We’re staying in an empty hostel run by a very friendly guy where cleanliness isn’t top priority and the second floor of the building doesn’t exist any more. But we are in the middle of a small village with wandering cows, pigs and goats and a very peaceful feel. (Note: The photo above is NOT our hostel. It is the area just outside it!). This morning we got talking to a group of local school-kids who ‘just wanted to practice their English’. We are overly suspicious of rip-off scams while travelling, and sometimes you just have to trust people or risk missing out on interesting opportunities. We chatted to the guys for a while – their English was very good – and they took us to their school nearby. The kids in the school were very polite and stood up as we entered the room and listened as Emma played teacher for a few minutes. The school was dark, damp, crowded and falling down. An interesting diversion for us. Of course they asked for a donation at the end, and I’m not sure the inflatable globe I gave them was exactly what they had in mind! We did give the school a small amount of money too – I’m sure the original ‘can we just talk to you to improve our English’ was a bit of a scam to get money for the school, but with such poverty around, you can’t really blame them. And giving to a school is, in our humble opinion, more beneficial than encouraging begging.

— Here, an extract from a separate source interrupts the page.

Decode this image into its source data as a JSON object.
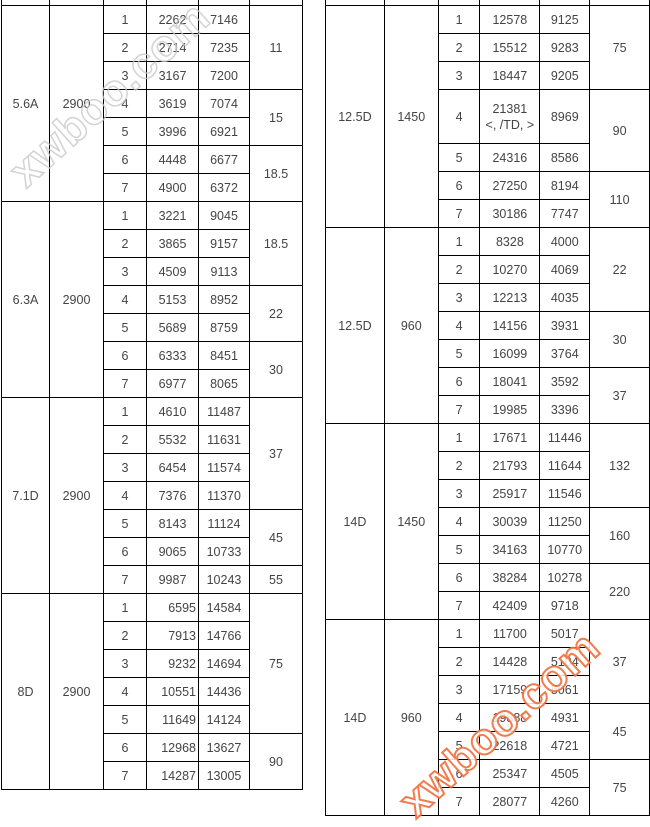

Moving on to Varanassi tonight. Another big, overcrowded city so we are not expecting to love it, but we will enjoy the experience nonetheless!
What a contrast! It must be hard work ajusting to these different cultures. Your experience of KolKata sounds excitingly horrendous. When I saw the pics of you two apparently covered in soot, I feared the worst for the pollution in the city!
ReplyDeleteI'm in awe of your visit to Budhgaya (as I am of all your trips) although I can't get over all the oversized and numerous statues of Budha everwhere. Im sure he woudn't have wanted that. The school looks like a farm shed with a black board. Well done for exploring. By the way, are they old looking kids or very small men in the pic with Emma?
I hope your next city trip is more relaxing than KolKata. Take care and Good luck!